Arda'nın elini önce omuzumda daha sonra sırtımda hissetmiştim. Giydiğim tişört ince olduğu içinde ellerini çok rahat hissediyordum ama hiç rahat değildim şuan. Daha sonra Arda başını omzuma yasladı ve ellerini ensemdeki saçlara çıkardı.

Yapma Arda'm yanarız...

"Hepsi geçecek Ferdi abi."

"Arda bu abi lafını kaldırsak mı artık? Aramızda 2 yaş var sadece abi demene gerek yok."

"Abi demeye alışmışım ondan.. Ama sen öyle istiyorsan demem Ferdi abi- pardon Ferdi."

Arda'ya bakıp gülümsedim ve arabayı durdurdum.

"Geldik."

Arda hemen arabadan inip kapıya doğru koştu, ne kadar endişelendiğini biliyordum. Hangimiz olduğu fark etmez, kime bir şey olsa çok üzülüyordu.

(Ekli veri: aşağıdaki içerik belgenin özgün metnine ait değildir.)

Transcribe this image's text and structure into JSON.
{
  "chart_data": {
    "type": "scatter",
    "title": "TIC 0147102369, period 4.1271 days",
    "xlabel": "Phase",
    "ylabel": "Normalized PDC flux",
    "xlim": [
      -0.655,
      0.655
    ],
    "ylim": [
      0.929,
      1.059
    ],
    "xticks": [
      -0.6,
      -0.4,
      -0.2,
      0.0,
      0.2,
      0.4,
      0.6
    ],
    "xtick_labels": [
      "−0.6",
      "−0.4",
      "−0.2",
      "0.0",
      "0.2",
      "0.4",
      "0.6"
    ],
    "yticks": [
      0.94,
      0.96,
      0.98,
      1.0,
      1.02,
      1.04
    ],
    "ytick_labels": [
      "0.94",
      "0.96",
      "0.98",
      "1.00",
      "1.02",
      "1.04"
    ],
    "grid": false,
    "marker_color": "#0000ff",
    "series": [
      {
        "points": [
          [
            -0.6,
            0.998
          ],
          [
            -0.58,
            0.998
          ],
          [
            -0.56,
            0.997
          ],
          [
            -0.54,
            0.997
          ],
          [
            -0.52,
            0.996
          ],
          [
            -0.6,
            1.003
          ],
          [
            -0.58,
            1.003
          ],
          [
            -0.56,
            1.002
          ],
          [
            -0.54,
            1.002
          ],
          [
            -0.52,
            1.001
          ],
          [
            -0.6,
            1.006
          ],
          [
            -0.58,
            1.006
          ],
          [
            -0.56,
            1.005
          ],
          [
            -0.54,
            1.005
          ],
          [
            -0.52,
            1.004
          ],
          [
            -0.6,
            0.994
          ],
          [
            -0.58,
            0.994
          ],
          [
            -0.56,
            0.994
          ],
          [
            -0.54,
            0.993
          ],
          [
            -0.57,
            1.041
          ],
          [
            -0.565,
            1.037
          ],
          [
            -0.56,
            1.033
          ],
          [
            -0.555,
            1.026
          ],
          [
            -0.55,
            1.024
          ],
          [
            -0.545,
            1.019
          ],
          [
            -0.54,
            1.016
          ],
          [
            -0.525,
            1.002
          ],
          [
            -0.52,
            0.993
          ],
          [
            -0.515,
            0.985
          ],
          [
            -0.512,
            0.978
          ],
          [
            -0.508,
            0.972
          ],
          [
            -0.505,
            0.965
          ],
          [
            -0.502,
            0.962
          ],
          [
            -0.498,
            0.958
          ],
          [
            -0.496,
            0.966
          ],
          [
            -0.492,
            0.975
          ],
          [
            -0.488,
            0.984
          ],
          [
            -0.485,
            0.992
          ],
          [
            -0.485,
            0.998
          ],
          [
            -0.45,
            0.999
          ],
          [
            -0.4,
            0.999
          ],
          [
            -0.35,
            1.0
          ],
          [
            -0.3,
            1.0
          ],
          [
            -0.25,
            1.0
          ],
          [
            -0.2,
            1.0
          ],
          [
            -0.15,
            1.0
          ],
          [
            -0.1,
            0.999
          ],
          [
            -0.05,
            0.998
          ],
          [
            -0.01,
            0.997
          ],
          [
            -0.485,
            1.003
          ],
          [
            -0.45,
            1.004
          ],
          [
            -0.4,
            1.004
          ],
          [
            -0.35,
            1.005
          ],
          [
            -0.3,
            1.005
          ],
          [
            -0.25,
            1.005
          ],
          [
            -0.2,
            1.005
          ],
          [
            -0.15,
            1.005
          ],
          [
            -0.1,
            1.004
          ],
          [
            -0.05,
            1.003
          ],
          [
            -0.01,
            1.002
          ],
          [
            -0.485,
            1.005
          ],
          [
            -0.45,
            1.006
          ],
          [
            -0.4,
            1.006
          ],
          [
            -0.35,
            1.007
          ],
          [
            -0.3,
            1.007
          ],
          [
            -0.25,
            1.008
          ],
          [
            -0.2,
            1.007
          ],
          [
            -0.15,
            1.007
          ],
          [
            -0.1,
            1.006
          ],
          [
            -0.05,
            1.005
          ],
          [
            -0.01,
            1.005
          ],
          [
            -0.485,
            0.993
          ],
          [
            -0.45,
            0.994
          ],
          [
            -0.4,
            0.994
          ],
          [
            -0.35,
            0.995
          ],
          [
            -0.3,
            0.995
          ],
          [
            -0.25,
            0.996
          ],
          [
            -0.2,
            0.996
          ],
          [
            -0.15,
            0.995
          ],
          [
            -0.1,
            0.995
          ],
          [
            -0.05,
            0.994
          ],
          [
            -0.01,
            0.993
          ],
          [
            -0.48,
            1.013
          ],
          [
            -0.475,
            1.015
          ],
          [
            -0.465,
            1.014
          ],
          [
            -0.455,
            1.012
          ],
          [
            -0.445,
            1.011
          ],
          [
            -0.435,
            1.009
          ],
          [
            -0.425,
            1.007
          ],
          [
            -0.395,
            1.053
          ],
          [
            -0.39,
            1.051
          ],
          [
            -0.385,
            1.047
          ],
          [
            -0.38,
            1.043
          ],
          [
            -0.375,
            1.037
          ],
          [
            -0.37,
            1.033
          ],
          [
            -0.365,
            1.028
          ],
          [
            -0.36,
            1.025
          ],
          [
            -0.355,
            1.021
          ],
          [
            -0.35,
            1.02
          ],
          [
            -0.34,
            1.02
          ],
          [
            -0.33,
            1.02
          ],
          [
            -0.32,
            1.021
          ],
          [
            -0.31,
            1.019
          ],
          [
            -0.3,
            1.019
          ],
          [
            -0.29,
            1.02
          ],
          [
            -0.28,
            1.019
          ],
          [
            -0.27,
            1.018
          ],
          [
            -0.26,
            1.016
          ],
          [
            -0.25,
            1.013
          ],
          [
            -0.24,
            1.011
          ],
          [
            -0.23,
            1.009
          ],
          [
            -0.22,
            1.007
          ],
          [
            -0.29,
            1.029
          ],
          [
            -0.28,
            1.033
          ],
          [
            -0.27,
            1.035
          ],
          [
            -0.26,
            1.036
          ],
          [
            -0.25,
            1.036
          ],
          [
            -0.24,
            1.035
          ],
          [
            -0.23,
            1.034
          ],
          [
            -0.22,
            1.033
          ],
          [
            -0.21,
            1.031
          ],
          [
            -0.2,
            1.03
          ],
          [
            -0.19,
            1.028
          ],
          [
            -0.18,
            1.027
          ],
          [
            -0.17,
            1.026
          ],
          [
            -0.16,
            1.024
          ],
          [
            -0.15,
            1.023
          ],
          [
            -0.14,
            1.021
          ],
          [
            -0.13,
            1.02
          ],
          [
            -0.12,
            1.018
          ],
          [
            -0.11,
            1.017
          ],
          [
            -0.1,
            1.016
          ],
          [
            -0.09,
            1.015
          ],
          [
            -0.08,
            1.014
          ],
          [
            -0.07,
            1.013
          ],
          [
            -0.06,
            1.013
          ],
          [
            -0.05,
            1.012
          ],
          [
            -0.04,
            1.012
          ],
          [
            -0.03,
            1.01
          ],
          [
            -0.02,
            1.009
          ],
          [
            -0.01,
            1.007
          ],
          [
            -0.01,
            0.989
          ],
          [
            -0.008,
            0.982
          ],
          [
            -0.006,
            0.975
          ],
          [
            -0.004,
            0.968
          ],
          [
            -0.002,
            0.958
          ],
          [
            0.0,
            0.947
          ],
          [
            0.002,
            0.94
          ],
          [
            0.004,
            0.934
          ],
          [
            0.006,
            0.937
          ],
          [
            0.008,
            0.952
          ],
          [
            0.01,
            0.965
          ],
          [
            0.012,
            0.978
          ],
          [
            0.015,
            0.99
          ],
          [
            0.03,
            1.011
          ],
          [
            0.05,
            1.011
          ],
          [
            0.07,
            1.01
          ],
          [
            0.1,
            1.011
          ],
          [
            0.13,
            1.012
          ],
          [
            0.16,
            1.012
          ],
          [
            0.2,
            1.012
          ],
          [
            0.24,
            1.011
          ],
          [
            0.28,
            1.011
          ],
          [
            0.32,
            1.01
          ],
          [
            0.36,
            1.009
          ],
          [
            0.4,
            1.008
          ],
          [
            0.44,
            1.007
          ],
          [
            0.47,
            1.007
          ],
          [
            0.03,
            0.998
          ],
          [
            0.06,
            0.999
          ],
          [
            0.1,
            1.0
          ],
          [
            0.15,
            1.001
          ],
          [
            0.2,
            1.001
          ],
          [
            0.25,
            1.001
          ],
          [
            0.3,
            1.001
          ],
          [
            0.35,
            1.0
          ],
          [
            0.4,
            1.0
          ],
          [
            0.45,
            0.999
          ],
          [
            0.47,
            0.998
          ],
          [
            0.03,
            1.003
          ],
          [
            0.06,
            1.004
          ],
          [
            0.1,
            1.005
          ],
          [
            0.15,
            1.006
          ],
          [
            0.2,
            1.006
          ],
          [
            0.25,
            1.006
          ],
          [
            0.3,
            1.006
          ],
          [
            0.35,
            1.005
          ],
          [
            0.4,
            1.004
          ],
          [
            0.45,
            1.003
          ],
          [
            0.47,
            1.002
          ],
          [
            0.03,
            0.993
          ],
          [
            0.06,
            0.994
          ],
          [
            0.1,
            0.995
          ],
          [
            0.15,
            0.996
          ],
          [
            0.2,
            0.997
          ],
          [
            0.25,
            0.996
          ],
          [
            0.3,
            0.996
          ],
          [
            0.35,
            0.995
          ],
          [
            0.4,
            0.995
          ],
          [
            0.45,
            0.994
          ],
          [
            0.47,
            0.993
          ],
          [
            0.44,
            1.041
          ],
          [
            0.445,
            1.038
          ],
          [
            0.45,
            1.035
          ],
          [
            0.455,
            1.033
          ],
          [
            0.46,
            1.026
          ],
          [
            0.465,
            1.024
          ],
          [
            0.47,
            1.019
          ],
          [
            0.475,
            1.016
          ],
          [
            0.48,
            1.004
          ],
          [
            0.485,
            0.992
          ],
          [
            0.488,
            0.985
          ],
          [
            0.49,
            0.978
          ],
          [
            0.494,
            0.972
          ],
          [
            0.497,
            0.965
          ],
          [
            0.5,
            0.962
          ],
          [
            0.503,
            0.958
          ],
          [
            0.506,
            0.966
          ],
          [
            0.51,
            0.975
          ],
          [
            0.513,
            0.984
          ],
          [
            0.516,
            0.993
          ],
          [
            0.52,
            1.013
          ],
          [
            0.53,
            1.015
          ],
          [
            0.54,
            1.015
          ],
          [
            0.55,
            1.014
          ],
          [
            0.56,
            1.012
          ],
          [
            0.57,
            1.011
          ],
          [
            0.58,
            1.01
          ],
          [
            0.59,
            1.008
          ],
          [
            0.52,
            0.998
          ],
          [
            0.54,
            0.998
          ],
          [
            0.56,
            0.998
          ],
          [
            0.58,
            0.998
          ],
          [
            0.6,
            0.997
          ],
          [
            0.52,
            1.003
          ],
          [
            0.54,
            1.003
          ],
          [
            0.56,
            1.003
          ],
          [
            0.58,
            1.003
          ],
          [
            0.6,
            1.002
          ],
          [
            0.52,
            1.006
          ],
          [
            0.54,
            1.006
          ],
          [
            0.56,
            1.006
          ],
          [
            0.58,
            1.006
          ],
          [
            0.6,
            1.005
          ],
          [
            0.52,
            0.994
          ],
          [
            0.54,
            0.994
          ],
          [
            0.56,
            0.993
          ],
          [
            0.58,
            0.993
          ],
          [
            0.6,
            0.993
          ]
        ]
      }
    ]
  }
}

Bende arabadan indiğim gibi yanına gittim. Ve kapıya bir kaç kez vurdum.

"Kerem biz geldik. Aç kapıyı."

"Kerem abi! İyi misiniz?"

İçeriden hâlâ ses gelmiyordu.

"Kerem sende mi bayıldın oğlum açsana kapıyı!"

"Ferdi bir şey olmamıştır di mi?"

Bana bunu sorarken gözleri dolmuştu Arda'nın bir elimi beline diğerini de saçlarına koyarak başını göğüsüme yasladım. Böyle durumlarda Arda sarılmayı çok severdi. Yanında birinin olduğunu bilirdi çünkü.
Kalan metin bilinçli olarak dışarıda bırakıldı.